Valerie Sandberg, a food service worker for Sodexo, right, keeps watch on a group of students in the Port Angeles High School kitchen after they were evacuated from the cafeteria during an active shooter drill on Friday. (Keith Thorpe/Peninsula Daily News)

Valerie Sandberg, a food service worker for Sodexo, right, keeps watch on a group of students in the Port Angeles High School kitchen after they were evacuated from the cafeteria during an active shooter drill on Friday. (Keith Thorpe/Peninsula Daily News)

Port Angeles High School conducts first active shooter drill

PORT ANGELES — Port Angeles High School students prepared for a worst-case scenario last week: an active shooter on campus.

At 8:40 a.m. Friday, students walked from their advisory classes to where they would normally eat lunch to participate in the school’s first active shooter simulation.

Students who typically eat in the cafeteria marched into an adjacent room as Assistant Principal Jeff Lunt locked doors behind them.

“This is only a drill,” an intercom voice said.

“For the purpose of this drill, the threat is coming from the west side of the campus in the cafeteria area. Please move to a safe location.”

Students who normally leave campus for lunch headed to their vehicles in the parking lot.

Others gathered on the tennis courts on the east side of the school until an all-clear signal was given a few minutes later.

“We know this isn’t going to be perfect,” Lunt said before the exercise.

“This is the first time we’ve done this, but we want our students to begin thinking about their own safety and being aware of their situation.”

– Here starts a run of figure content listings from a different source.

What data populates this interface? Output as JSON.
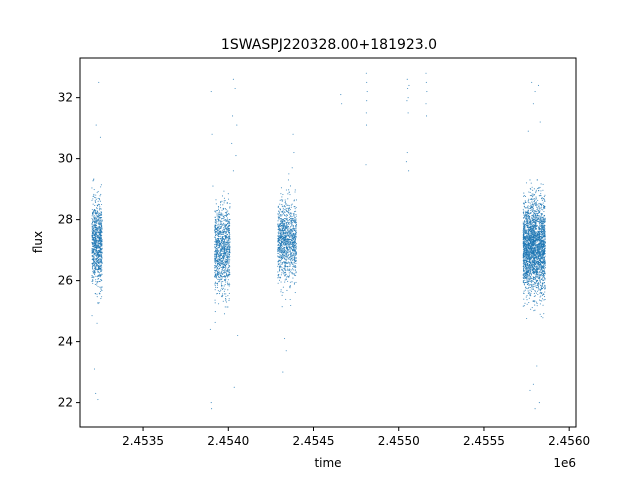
{
  "chart_data": {
    "type": "scatter",
    "title": "1SWASPJ220328.00+181923.0",
    "xlabel": "time",
    "ylabel": "flux",
    "x_offset_label": "1e6",
    "xlim": [
      2.45313,
      2.45604
    ],
    "ylim": [
      21.2,
      33.3
    ],
    "x_ticks": [
      2.4535,
      2.454,
      2.4545,
      2.455,
      2.4555,
      2.456
    ],
    "x_tick_labels": [
      "2.4535",
      "2.4540",
      "2.4545",
      "2.4550",
      "2.4555",
      "2.4560"
    ],
    "y_ticks": [
      22,
      24,
      26,
      28,
      30,
      32
    ],
    "y_tick_labels": [
      "22",
      "24",
      "26",
      "28",
      "30",
      "32"
    ],
    "grid": false,
    "marker_color": "#1f77b4",
    "series": [
      {
        "clusters": [
          {
            "x": [
              2.4532,
              2.45326
            ],
            "y_center": 27.2,
            "spread": 0.9,
            "n": 900
          },
          {
            "x": [
              2.45392,
              2.45401
            ],
            "y_center": 27.0,
            "spread": 0.95,
            "n": 1000
          },
          {
            "x": [
              2.45429,
              2.4544
            ],
            "y_center": 27.3,
            "spread": 0.85,
            "n": 1100
          },
          {
            "x": [
              2.45573,
              2.45586
            ],
            "y_center": 27.1,
            "spread": 1.0,
            "n": 2600
          }
        ],
        "outliers": [
          {
            "x": 2.45324,
            "y": 32.5
          },
          {
            "x": 2.453225,
            "y": 31.1
          },
          {
            "x": 2.45325,
            "y": 30.7
          },
          {
            "x": 2.45321,
            "y": 29.3
          },
          {
            "x": 2.45323,
            "y": 24.6
          },
          {
            "x": 2.453215,
            "y": 23.1
          },
          {
            "x": 2.453235,
            "y": 22.1
          },
          {
            "x": 2.453222,
            "y": 22.3
          },
          {
            "x": 2.4539,
            "y": 32.2
          },
          {
            "x": 2.453905,
            "y": 30.8
          },
          {
            "x": 2.45391,
            "y": 29.1
          },
          {
            "x": 2.453895,
            "y": 24.4
          },
          {
            "x": 2.4539,
            "y": 22.0
          },
          {
            "x": 2.453902,
            "y": 21.8
          },
          {
            "x": 2.45403,
            "y": 32.6
          },
          {
            "x": 2.45404,
            "y": 32.3
          },
          {
            "x": 2.454025,
            "y": 31.4
          },
          {
            "x": 2.45405,
            "y": 31.1
          },
          {
            "x": 2.45402,
            "y": 30.5
          },
          {
            "x": 2.454045,
            "y": 30.1
          },
          {
            "x": 2.45403,
            "y": 29.6
          },
          {
            "x": 2.454035,
            "y": 22.5
          },
          {
            "x": 2.454055,
            "y": 24.2
          },
          {
            "x": 2.45432,
            "y": 23.0
          },
          {
            "x": 2.45434,
            "y": 23.7
          },
          {
            "x": 2.45433,
            "y": 24.1
          },
          {
            "x": 2.45438,
            "y": 30.8
          },
          {
            "x": 2.454385,
            "y": 30.2
          },
          {
            "x": 2.454375,
            "y": 29.7
          },
          {
            "x": 2.45466,
            "y": 32.1
          },
          {
            "x": 2.454665,
            "y": 31.8
          },
          {
            "x": 2.45481,
            "y": 32.8
          },
          {
            "x": 2.454812,
            "y": 32.5
          },
          {
            "x": 2.454815,
            "y": 32.2
          },
          {
            "x": 2.454812,
            "y": 31.9
          },
          {
            "x": 2.45481,
            "y": 31.5
          },
          {
            "x": 2.454811,
            "y": 31.1
          },
          {
            "x": 2.454808,
            "y": 29.8
          },
          {
            "x": 2.45505,
            "y": 32.6
          },
          {
            "x": 2.455052,
            "y": 32.3
          },
          {
            "x": 2.455055,
            "y": 32.0
          },
          {
            "x": 2.455048,
            "y": 31.9
          },
          {
            "x": 2.45506,
            "y": 32.4
          },
          {
            "x": 2.455055,
            "y": 31.5
          },
          {
            "x": 2.45505,
            "y": 30.2
          },
          {
            "x": 2.455045,
            "y": 29.9
          },
          {
            "x": 2.455058,
            "y": 29.6
          },
          {
            "x": 2.45516,
            "y": 32.8
          },
          {
            "x": 2.455162,
            "y": 32.5
          },
          {
            "x": 2.455165,
            "y": 32.2
          },
          {
            "x": 2.45516,
            "y": 31.8
          },
          {
            "x": 2.455163,
            "y": 31.4
          },
          {
            "x": 2.45578,
            "y": 32.5
          },
          {
            "x": 2.4558,
            "y": 32.2
          },
          {
            "x": 2.45582,
            "y": 32.4
          },
          {
            "x": 2.45579,
            "y": 31.8
          },
          {
            "x": 2.45583,
            "y": 31.2
          },
          {
            "x": 2.45576,
            "y": 30.9
          },
          {
            "x": 2.45581,
            "y": 23.2
          },
          {
            "x": 2.45579,
            "y": 22.6
          },
          {
            "x": 2.4558,
            "y": 21.8
          },
          {
            "x": 2.455825,
            "y": 22.0
          },
          {
            "x": 2.45577,
            "y": 22.4
          }
        ]
      }
    ]
  }
}
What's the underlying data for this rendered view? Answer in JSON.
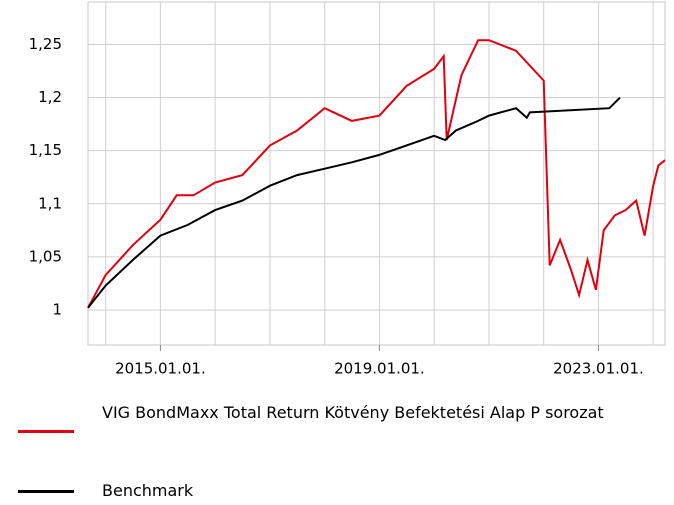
{
  "chart_data": {
    "type": "line",
    "xlim": [
      "2013-09-05",
      "2024-03-20"
    ],
    "ylim": [
      0.967,
      1.29
    ],
    "xticks": [
      {
        "value": "2015-01-01",
        "label": "2015.01.01."
      },
      {
        "value": "2019-01-01",
        "label": "2019.01.01."
      },
      {
        "value": "2023-01-01",
        "label": "2023.01.01."
      }
    ],
    "xgrid": [
      "2014-01-01",
      "2015-01-01",
      "2016-01-01",
      "2017-01-01",
      "2018-01-01",
      "2019-01-01",
      "2020-01-01",
      "2021-01-01",
      "2022-01-01",
      "2023-01-01",
      "2024-01-01"
    ],
    "yticks": [
      1,
      {
        "value": 1.05,
        "label": "1,05"
      },
      {
        "value": 1.1,
        "label": "1,1"
      },
      {
        "value": 1.15,
        "label": "1,15"
      },
      {
        "value": 1.2,
        "label": "1,2"
      },
      {
        "value": 1.25,
        "label": "1,25"
      }
    ],
    "grid": true,
    "series": [
      {
        "name": "VIG BondMaxx Total Return Kötvény Befektetési Alap P sorozat",
        "color": "#e0000f",
        "x": [
          "2013-09-05",
          "2014-01-01",
          "2014-07-01",
          "2015-01-01",
          "2015-04-20",
          "2015-08-10",
          "2016-01-01",
          "2016-07-01",
          "2017-01-01",
          "2017-07-01",
          "2018-01-01",
          "2018-07-01",
          "2019-01-01",
          "2019-07-01",
          "2020-01-01",
          "2020-03-05",
          "2020-03-25",
          "2020-07-01",
          "2020-10-20",
          "2021-01-01",
          "2021-07-01",
          "2022-01-01",
          "2022-02-10",
          "2022-04-20",
          "2022-07-01",
          "2022-08-25",
          "2022-10-20",
          "2022-12-15",
          "2023-02-05",
          "2023-04-20",
          "2023-07-01",
          "2023-09-10",
          "2023-11-05",
          "2024-01-01",
          "2024-02-05",
          "2024-03-20"
        ],
        "values": [
          1.002,
          1.033,
          1.061,
          1.085,
          1.108,
          1.108,
          1.12,
          1.127,
          1.155,
          1.169,
          1.19,
          1.178,
          1.183,
          1.211,
          1.227,
          1.239,
          1.16,
          1.221,
          1.254,
          1.254,
          1.244,
          1.216,
          1.042,
          1.066,
          1.038,
          1.014,
          1.047,
          1.019,
          1.075,
          1.089,
          1.094,
          1.103,
          1.07,
          1.117,
          1.136,
          1.141
        ]
      },
      {
        "name": "Benchmark",
        "color": "#000000",
        "x": [
          "2013-09-05",
          "2014-01-01",
          "2014-07-01",
          "2015-01-01",
          "2015-07-01",
          "2016-01-01",
          "2016-07-01",
          "2017-01-01",
          "2017-07-01",
          "2018-01-01",
          "2018-07-01",
          "2019-01-01",
          "2019-07-01",
          "2020-01-01",
          "2020-03-15",
          "2020-05-25",
          "2020-10-20",
          "2021-01-01",
          "2021-07-01",
          "2021-09-10",
          "2021-10-01",
          "2023-03-15",
          "2023-05-25"
        ],
        "values": [
          1.002,
          1.023,
          1.047,
          1.07,
          1.08,
          1.094,
          1.103,
          1.117,
          1.127,
          1.133,
          1.139,
          1.146,
          1.155,
          1.164,
          1.16,
          1.169,
          1.178,
          1.183,
          1.19,
          1.181,
          1.186,
          1.19,
          1.2
        ]
      }
    ]
  }
}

Port Angeles and other school districts around the state conduct regular lock-down drills, where students hide in a classroom with the doors locked and the windows shades drawn.

“We run them when the kids are in class because that’s the easiest way to run the drill,” said Jeff Clark, Port Angeles High School principal.

“But if you put yourself in the mind of someone with malintent, you would come during the time when people are out and about.”

Clark decided to institute an active shooter drill this year for a more realistic simulation.

While the Feb. 14 school shooting in Parkland, Fla., was an “impetus” for the active shooter exercise, Clark had “always thought that we should have drills at times when kids aren’t in class.”

Another reason for the enhanced drill was the students’ own concern for safety, Lunt said in a later interview.

“It’s a shame that we have to do this, and that students have to think about that,” Lunt said, “but I know if students don’t feel safe, they can’t learn.”

Feedback from Port Angeles Police Department volunteers who assisted in the exercise was mixed.

The chief concern expressed in a post-exercise briefing was the fact that the school’s intercom system could not be heard outside.

Student attendance was taken before and after the drill. Extra counselors were on hand in case there were students who experienced drill-induced anxiety.

“We emphasize to the kids that violent crime is on the decline in the United States overall,” Clark said.

“You’re chances of being injured in a school shooting — the odds are very low.

“You’ve got a greater chance of being struck by lightning,” Clark added, “but we prepare anyway.”